Cancer treatment costs about $150,000 per patient. In 2015, spending for cancer treatment and care in the United States was estimated at $183 billion. Experts predicted a 34% increase to $246 billion by 2030 due to expected population growth.
Medicare Advantage (MA) plans, sometimes called Medicare Part C, are designed to incentivize the use of less expensive drugs, potentially offering a more cost-effective approach to cancer treatment. MA utilizes specific methods to reduce the cost of health care. For example, MA uses capitated payments, where healthcare providers receive an upfront payment for the predicted price of healthcare. In addition, formulary control predetermines which drugs MA covers and at what cost. MA also requires preauthorizations to prescribe certain drugs to reduce overprescribing costly medications. Thus, MA aims to reduce the cost of treating expensive conditions, including cancer.
A recent study published in JAMA Health Forum investigated whether patients insured by MA plans received less expensive drugs than those enrolled in traditional Medicare (TM) plans. The researchers evaluated Medicare claims for anti-cancer drugs, including chemotherapy and oral targeted drugs. The researchers used statistical regression methods to estimate the probability of receiving any cancer drug and for receiving a high-cost cancer drug. The study examined drug costs based on cancer site and stage at diagnosis.
The study revealed a distinct difference in the prescription of cancer drugs for patients in MA versus TM plans. Colorectal cancer patients with local or regional disease enrolled in MA plans were 6% less likely to receive an anti-cancer drug than matched patients insured by TM. Patients with distant NSCLC were 10% less likely to receive an anti-cancer drug if insured by MA compared to those enrolled in TM.

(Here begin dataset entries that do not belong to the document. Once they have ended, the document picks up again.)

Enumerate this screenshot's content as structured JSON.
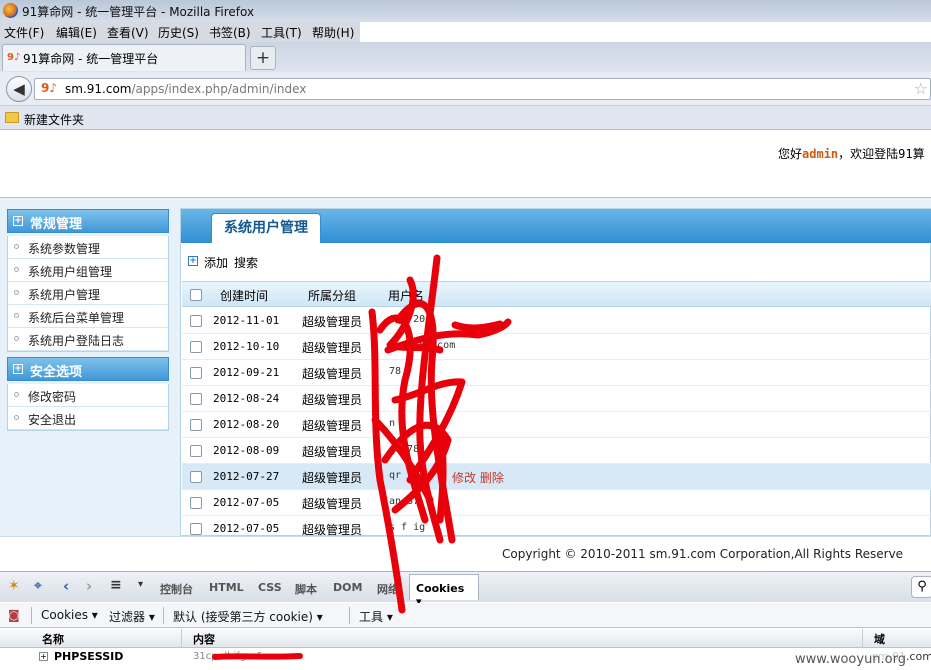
{
  "window": {
    "title": "91算命网 - 统一管理平台 - Mozilla Firefox"
  },
  "menu": [
    "文件(F)",
    "编辑(E)",
    "查看(V)",
    "历史(S)",
    "书签(B)",
    "工具(T)",
    "帮助(H)"
  ],
  "tab": {
    "label": "91算命网 - 统一管理平台",
    "new_tab": "+"
  },
  "urlbar": {
    "host": "sm.91.com",
    "path": "/apps/index.php/admin/index"
  },
  "bookmarks": {
    "folder_label": "新建文件夹"
  },
  "header": {
    "greeting": "您好",
    "user": "admin",
    "welcome": "，欢迎登陆91算"
  },
  "sidebar": {
    "section1": {
      "title": "常规管理",
      "items": [
        "系统参数管理",
        "系统用户组管理",
        "系统用户管理",
        "系统后台菜单管理",
        "系统用户登陆日志"
      ]
    },
    "section2": {
      "title": "安全选项",
      "items": [
        "修改密码",
        "安全退出"
      ]
    }
  },
  "main": {
    "tab": "系统用户管理",
    "actions": {
      "add": "添加",
      "search": "搜索"
    },
    "columns": {
      "created": "创建时间",
      "group": "所属分组",
      "username": "用户名"
    },
    "rows": [
      {
        "date": "2012-11-01",
        "group": "超级管理员",
        "name": "tq    720",
        "action": ""
      },
      {
        "date": "2012-10-10",
        "group": "超级管理员",
        "name": "li           @163.com",
        "action": ""
      },
      {
        "date": "2012-09-21",
        "group": "超级管理员",
        "name": "      78",
        "action": ""
      },
      {
        "date": "2012-08-24",
        "group": "超级管理员",
        "name": "",
        "action": ""
      },
      {
        "date": "2012-08-20",
        "group": "超级管理员",
        "name": "  n",
        "action": ""
      },
      {
        "date": "2012-08-09",
        "group": "超级管理员",
        "name": "  qu   78",
        "action": ""
      },
      {
        "date": "2012-07-27",
        "group": "超级管理员",
        "name": "  qr     19",
        "action": "修改 删除"
      },
      {
        "date": "2012-07-05",
        "group": "超级管理员",
        "name": "  an    87",
        "action": ""
      },
      {
        "date": "2012-07-05",
        "group": "超级管理员",
        "name": "  s f   ig",
        "action": ""
      }
    ]
  },
  "footer": {
    "copyright": "Copyright © 2010-2011 sm.91.com Corporation,All Rights Reserve"
  },
  "firebug": {
    "tabs": [
      "控制台",
      "HTML",
      "CSS",
      "脚本",
      "DOM",
      "网络"
    ],
    "selected_tab": "Cookies ▾",
    "subbar": {
      "cookies": "Cookies ▾",
      "filter": "过滤器 ▾",
      "default": "默认 (接受第三方 cookie) ▾",
      "tools": "工具 ▾"
    },
    "columns": {
      "name": "名称",
      "content": "内容",
      "domain": "域"
    },
    "cookie": {
      "name": "PHPSESSID",
      "value": "31cp                            dhifgm6",
      "domain": "sm.91.com"
    }
  },
  "watermark": "www.wooyun.org",
  "colors": {
    "accent": "#2f8fd3",
    "scribble": "#e8000b",
    "admin": "#d05a0a"
  }
}
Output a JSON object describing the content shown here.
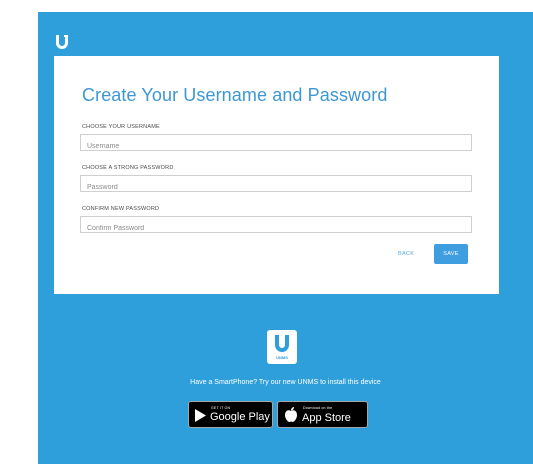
{
  "colors": {
    "panel_background": "#2f9fdb",
    "title": "#3d97d3",
    "save_button": "#3e9ee0"
  },
  "header": {
    "logo_icon": "ubiquiti-u-logo-icon"
  },
  "form": {
    "title": "Create Your Username and Password",
    "username_label": "CHOOSE YOUR USERNAME",
    "username_placeholder": "Username",
    "username_value": "",
    "password_label": "CHOOSE A STRONG PASSWORD",
    "password_placeholder": "Password",
    "password_value": "",
    "confirm_label": "CONFIRM NEW PASSWORD",
    "confirm_placeholder": "Confirm Password",
    "confirm_value": "",
    "back_label": "BACK",
    "save_label": "SAVE"
  },
  "promo": {
    "app_icon_text": "UNMS",
    "message": "Have a SmartPhone? Try our new UNMS to install this device",
    "google_play_small": "GET IT ON",
    "google_play_big": "Google Play",
    "app_store_small": "Download on the",
    "app_store_big": "App Store"
  }
}
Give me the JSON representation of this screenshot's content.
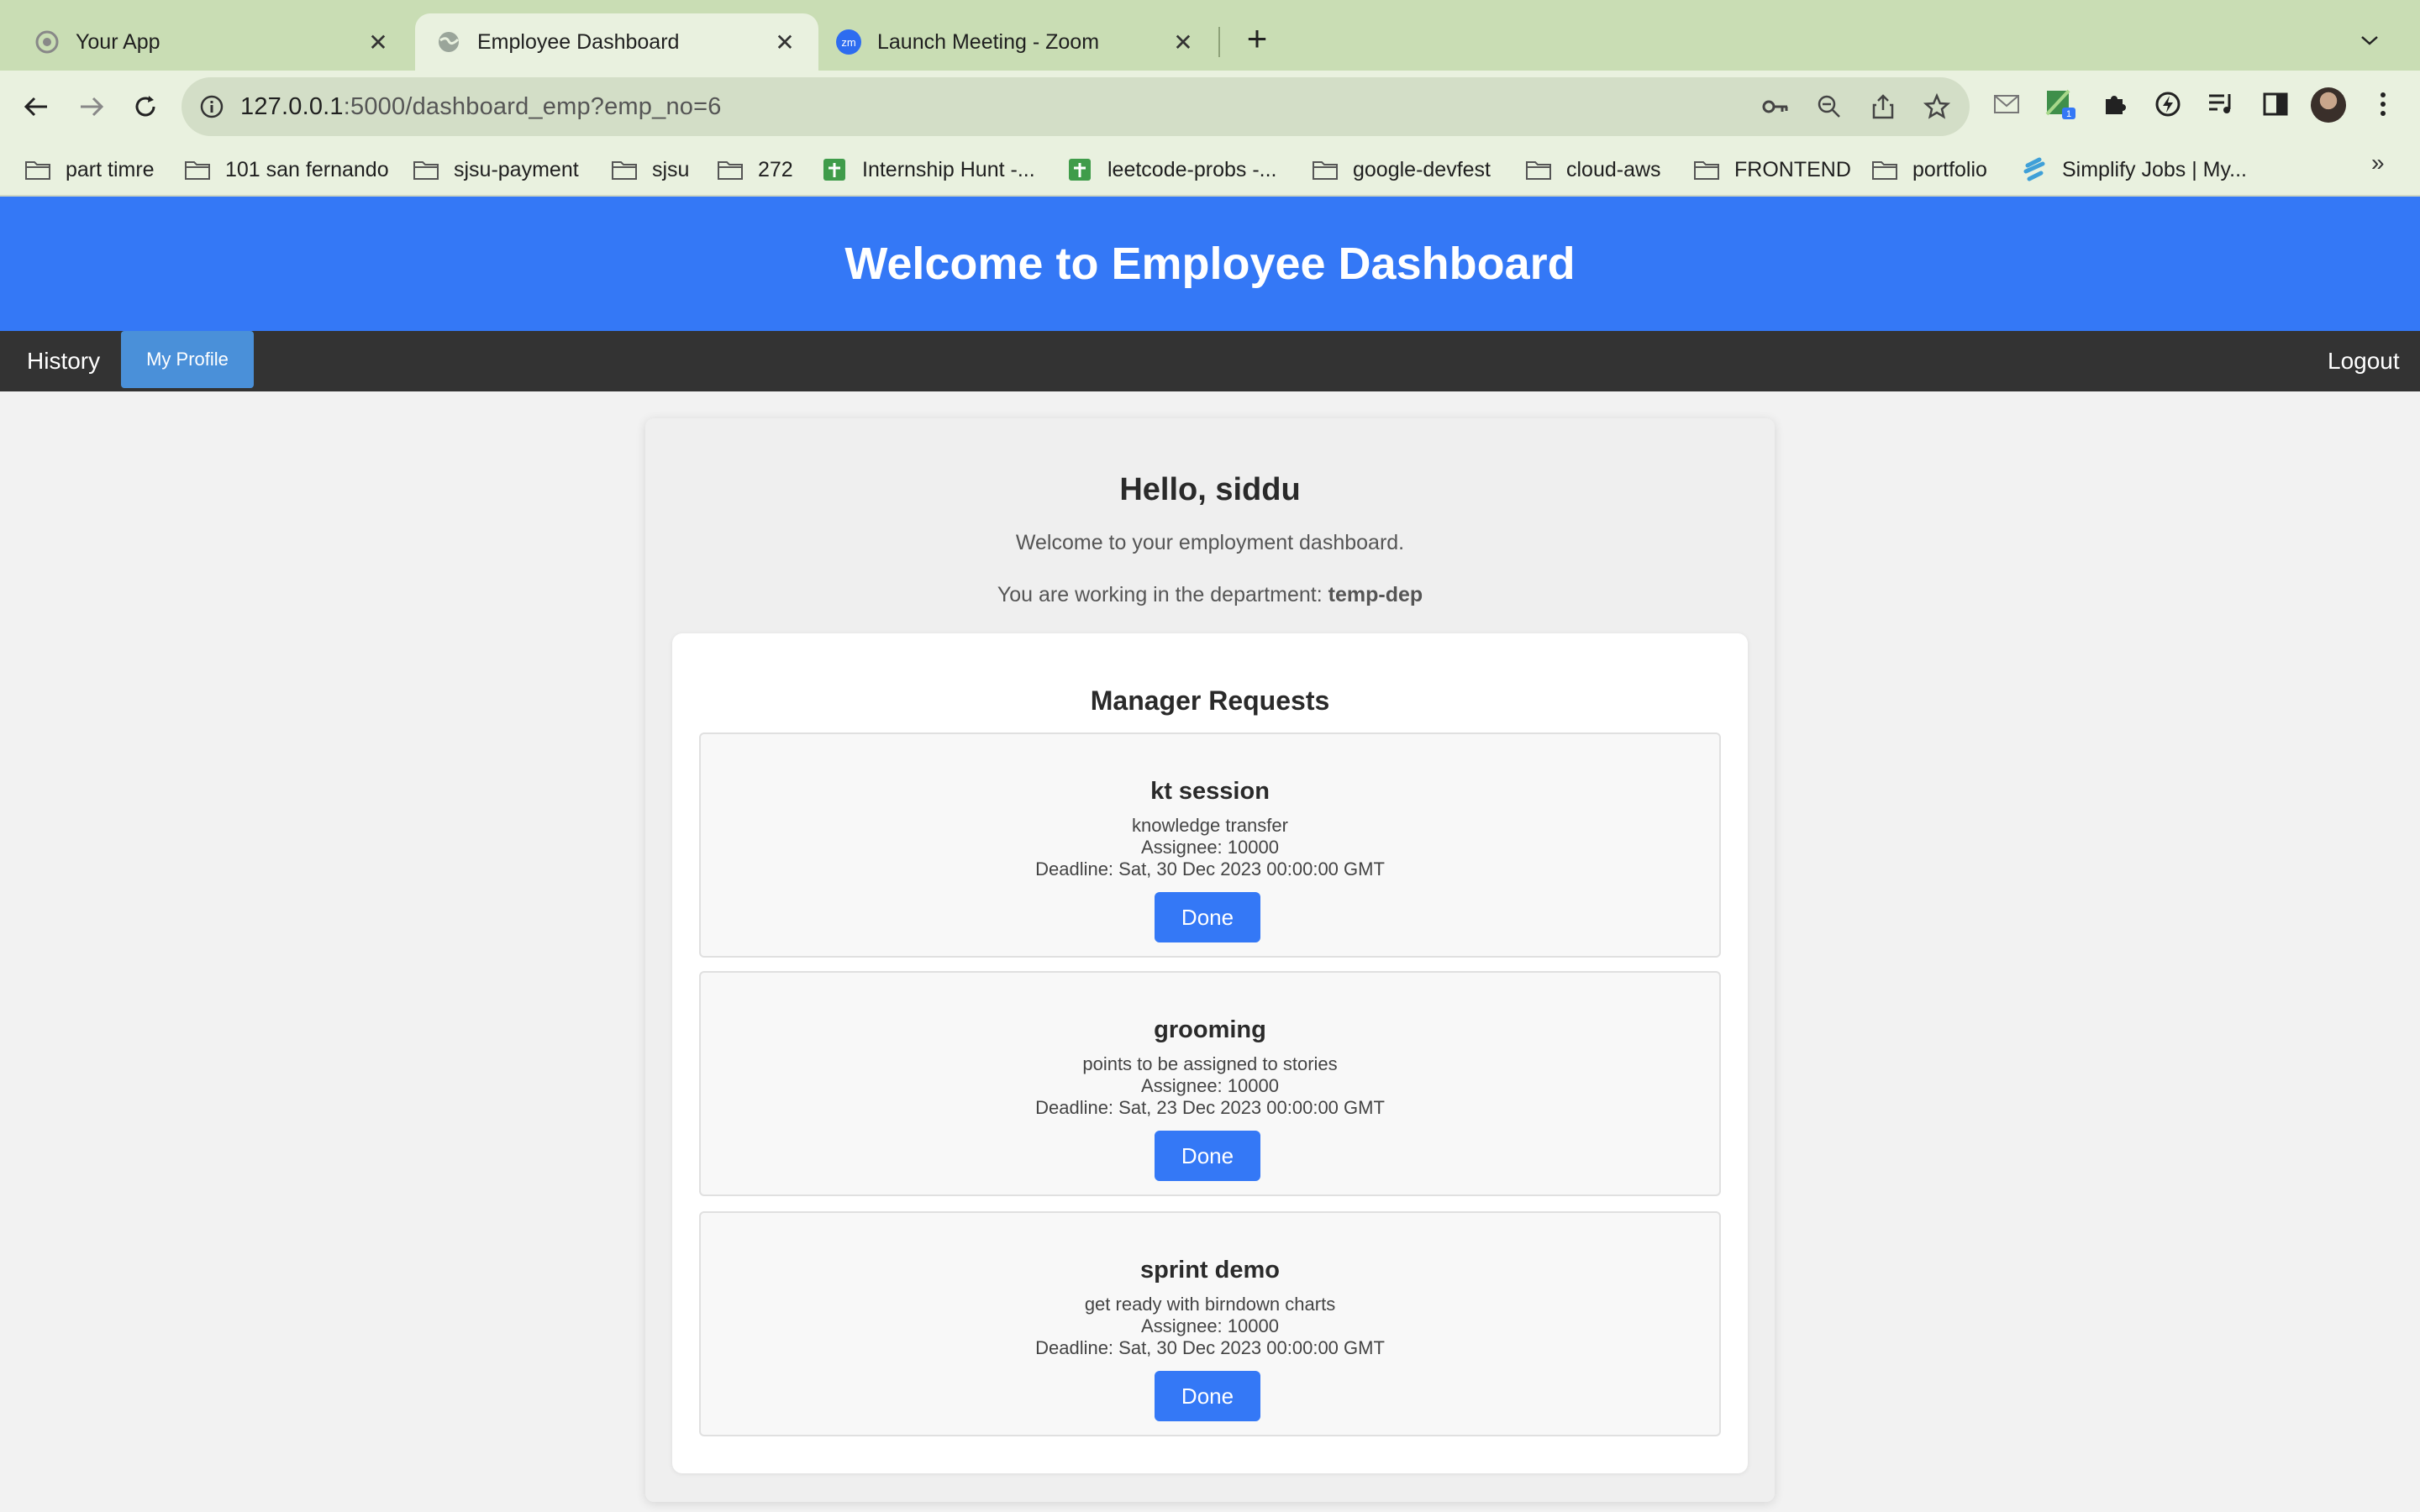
{
  "browser": {
    "tabs": [
      {
        "title": "Your App",
        "icon": "gear-favicon",
        "active": false
      },
      {
        "title": "Employee Dashboard",
        "icon": "globe-favicon",
        "active": true
      },
      {
        "title": "Launch Meeting - Zoom",
        "icon": "zoom-favicon",
        "favicon_text": "zm",
        "active": false
      }
    ],
    "url_host": "127.0.0.1",
    "url_path": ":5000/dashboard_emp?emp_no=6",
    "extension_badge": "1",
    "bookmarks": [
      {
        "label": "part timre",
        "icon": "folder-icon"
      },
      {
        "label": "101 san fernando",
        "icon": "folder-icon"
      },
      {
        "label": "sjsu-payment",
        "icon": "folder-icon"
      },
      {
        "label": "sjsu",
        "icon": "folder-icon"
      },
      {
        "label": "272",
        "icon": "folder-icon"
      },
      {
        "label": "Internship Hunt -...",
        "icon": "sheets-icon"
      },
      {
        "label": "leetcode-probs -...",
        "icon": "sheets-icon"
      },
      {
        "label": "google-devfest",
        "icon": "folder-icon"
      },
      {
        "label": "cloud-aws",
        "icon": "folder-icon"
      },
      {
        "label": "FRONTEND",
        "icon": "folder-icon"
      },
      {
        "label": "portfolio",
        "icon": "folder-icon"
      },
      {
        "label": "Simplify Jobs | My...",
        "icon": "simplify-icon"
      }
    ],
    "bookmarks_overflow": "»"
  },
  "page": {
    "header_title": "Welcome to Employee Dashboard",
    "nav": {
      "history": "History",
      "profile": "My Profile",
      "logout": "Logout"
    },
    "greeting": "Hello, siddu",
    "welcome": "Welcome to your employment dashboard.",
    "department_prefix": "You are working in the department:",
    "department": "temp-dep",
    "requests_title": "Manager Requests",
    "requests": [
      {
        "title": "kt session",
        "description": "knowledge transfer",
        "assignee": "Assignee: 10000",
        "deadline": "Deadline: Sat, 30 Dec 2023 00:00:00 GMT",
        "button": "Done"
      },
      {
        "title": "grooming",
        "description": "points to be assigned to stories",
        "assignee": "Assignee: 10000",
        "deadline": "Deadline: Sat, 23 Dec 2023 00:00:00 GMT",
        "button": "Done"
      },
      {
        "title": "sprint demo",
        "description": "get ready with birndown charts",
        "assignee": "Assignee: 10000",
        "deadline": "Deadline: Sat, 30 Dec 2023 00:00:00 GMT",
        "button": "Done"
      }
    ]
  },
  "colors": {
    "header_blue": "#3478f6",
    "nav_dark": "#333333",
    "profile_button": "#4a90d9",
    "done_button": "#3478f6",
    "chrome_green": "#c9ddb4"
  }
}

When examining patients who received an anti-cancer drug, MA patients diagnosed with CRC were 9-10% less likely to be prescribed a high-cost drug than counterparts insured by TM.
Overall, the study's findings are significant, as they reveal that MA correlates to reduced utilization of high-cost cancer drugs. The study demonstrates notable differences in prescribing anti-cancer drugs based on an individual’s Medicare coverage. High-cost anti-cancer drugs are prescribed less frequently to CRC patients insured by MA compared to TM. The authors suggest that the same trend was not observed in NSCLC because all drugs linked to survival benefits are costly.
The study did not assess the differences in outcomes between patients treated with different drugs or insured by different plans. This highlights the need for additional research to determine how outcomes differ between groups, which could help inform strategies to lower healthcare costs for treating cancer and improve patient care.